Purists can turn off the new graphics options, but the only one I haven't used is the zoom functionality. The new, bigger field of view helps mitigate the ugliness caused by the art's transition from low-resolution CRT monitors to sharp modern displays, but for some reason PSTEE lets you zoom in with the scroll wheel until Planescape's macabre architecture becomes a mosaic of red and brown. I'm really not sure why the feature exists.
Otherwise, the toggleable sprite outlines look fine, though the sprites themselves are still ugly as ever—The Nameless One has never been pretty. This isn't a remake, so 1999-era PC game art is what you get, but I wouldn't want it any other way. Extracting the original, sharp and grainy art and smoothing it over would be just as damaging to Planescape: Torment as adding three exclamation marks to every line of dialogue.
With a game so good, preservation is all I want, lest some good-intentioned tweak adds or subtracts something that didn't need adding or subtracting. Even as a newcomer—I started my first playthrough not long ago—I can see why the game is beloved exactly how it is.
To that end, the quality of life improvements are nice, but minor. Hitting Tab, for example, now highlights every interactive object near you, and displays your party's HP above their heads. Quickloot snatches up any dropped items near the selected character.
None of it interferes with Planescape: Torment's greatness.
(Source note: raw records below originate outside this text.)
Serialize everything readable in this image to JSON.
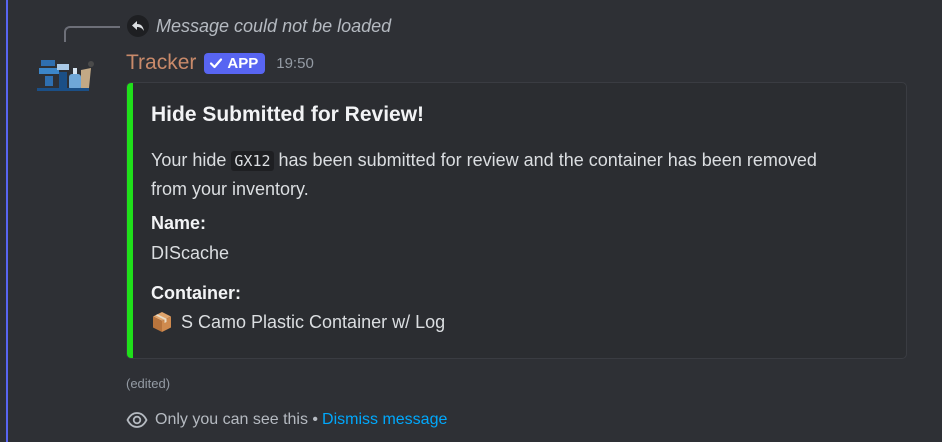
{
  "reply": {
    "text": "Message could not be loaded",
    "icon": "reply-arrow-icon"
  },
  "author": {
    "name": "Tracker",
    "badge": "APP",
    "timestamp": "19:50",
    "name_color": "#c98a6a"
  },
  "embed": {
    "accent_color": "#1fe01a",
    "title": "Hide Submitted for Review!",
    "desc_before": "Your hide ",
    "desc_code": "GX12",
    "desc_after": " has been submitted for review and the container has been removed from your inventory.",
    "fields": [
      {
        "name": "Name:",
        "value": "DIScache"
      },
      {
        "name": "Container:",
        "value": "S Camo Plastic Container w/ Log",
        "icon": "package-icon"
      }
    ]
  },
  "edited_label": "(edited)",
  "ephemeral": {
    "text": "Only you can see this • ",
    "dismiss_label": "Dismiss message",
    "icon": "eye-icon"
  }
}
So the main reason to buy the Enhanced Edition—aside from it being the only edition on sale—is that it'll run at your display resolution without issue, and with a high-res UI and remastered music. Mods can do some of that, too, and modders who carry out PC gaming's great tradition of making old games work on new hardware deserve much respect. But the upside of the re-release is that it's much easier to recommend to new players who don't necessarily want their games to come with 1,500-word mod guides—so long as the additional ten bucks doesn't turn them away.
If you are a newcomer to the game, I won't re-review Planescape: Torment here, but it sits at the top of our best RPGs list for reasons that didn't take me more than 30 minutes of play to recognize, and even with this re-release, our original review hasn't aged a day. Put on your reading glasses and play this thing.